Overview of Features
Brightness. There are more ways to adjust picture brightness on the Z15000 than just about any projector we've ever seen. Like other projectors, it has a variety of operating modes that are calibrated to deliver different lumen outputs, gammas and color balance. They each have defaults for lamp power, manual iris position, and a utility called Bright Boost. But having selected an operating mode you can manually override any of those settings. You can select a lamp setting (normal or eco), a manual iris setting (open or closed), and the optional Bright Boost (on or off). Choosing among all these controls gives you an almost unlimited range of lumen output.
The brightest configuration on our test unit was achieved by selecting either Game, Dynamic, or Standard modes, putting the lamp on normal, the iris on High Brightness, and turning Bright Boost on. At these settings, these operating modes all measured about the same in brightness, measuring 1090, 1078, and 1055 ANSI lumens respectively. Putting every lumen-related control into overdrive took maximum lumen output to about 1250, but nobody would want to watch the projector with those settings active.
Normally, when you select the eco-mode on a projector, lumen output drops by about 20% to 25%. Not on the Z15000. Selecting the lamp's eco-mode knocks lumens down by a whopping 48%. It buys you an additional 1000 hours of lamp life, and it quiets the fan down to almost silent, but this is a radical reduction of lumen output compared to industry norms.
A more modest adjustment in brightness is available with the manual iris. It has two positions-open, and a little bit less than open. The open position is called High Brightness, and the smaller position is High Contrast. Selecting High Contrast has much less of an impact on lumen output, reducing brightness by only 18% from what you get in the High Brightness setting.
Bright Boost is similarly a more modest adjustment than eco-mode. Turning it off reduces lumen output by 21%.
Normally the zoom lens setting will affect potential lumen output, but the zoom range is so small (1.15x) that it has a relatively minor impact. If you have the projector set to maximum wide angle, you get the brightest image from any operating mode, but moving it to maximum telephoto reduces brightness by 7%.
The Z15000 has two operating modes for cinema, called Movie 1 and Movie 2. These have warmer color temperature calibrations and gamma settings more conducive to quality film viewing than do the brighter modes.
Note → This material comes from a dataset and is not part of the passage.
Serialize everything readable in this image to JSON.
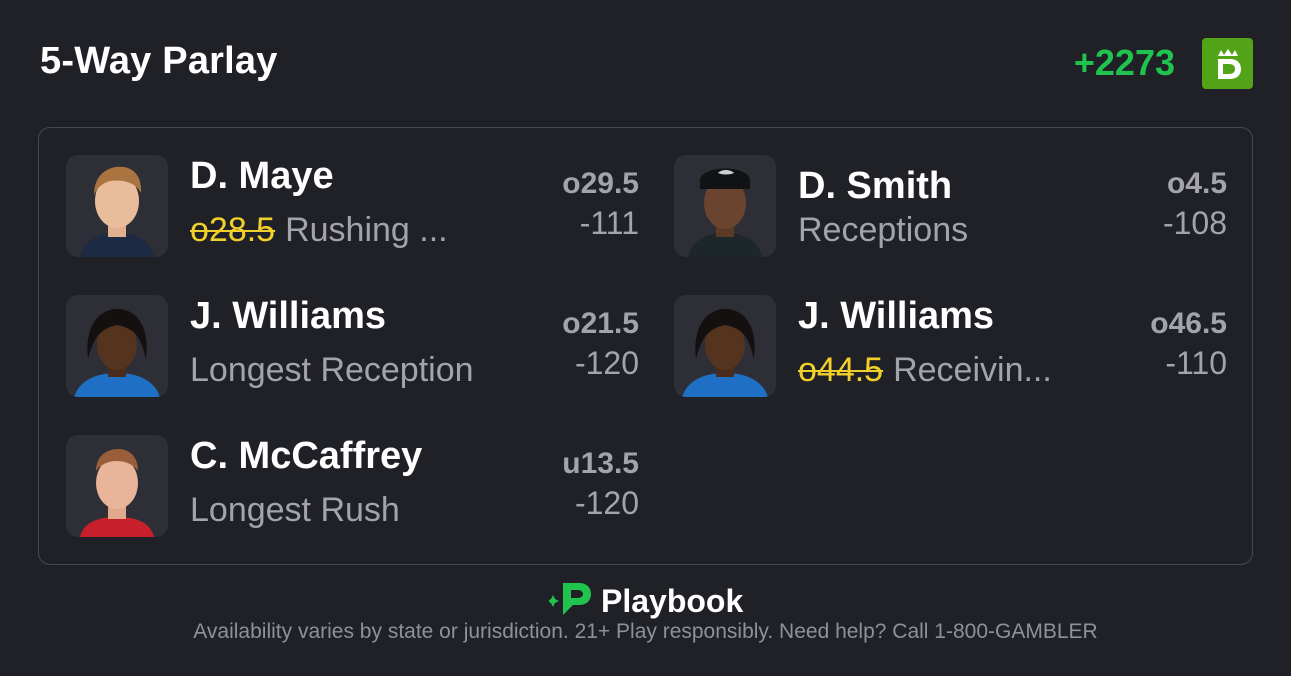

Movie 1 is very bright, as it causes the projector to default to the open iris, full lamp, and Bright Boost. We measured brightness on Movie 1 at a brilliant 936 lumens. Switching to Movie 2 shuts down all of the light boosting features, and gives you a net of about 325 lumens. This is much more appropriate for a low gain 120" screen in a very dark, light controlled viewing space.
In addition to differences in brightness, color temperature, and gamma, the Movie modes on the Z15000 produce a much smoother, cleaner video image than you get from the other modes. Judder is reduced, and digital noise is less apparent. Overall, the Movie modes deliver a prettier, more well integrated image.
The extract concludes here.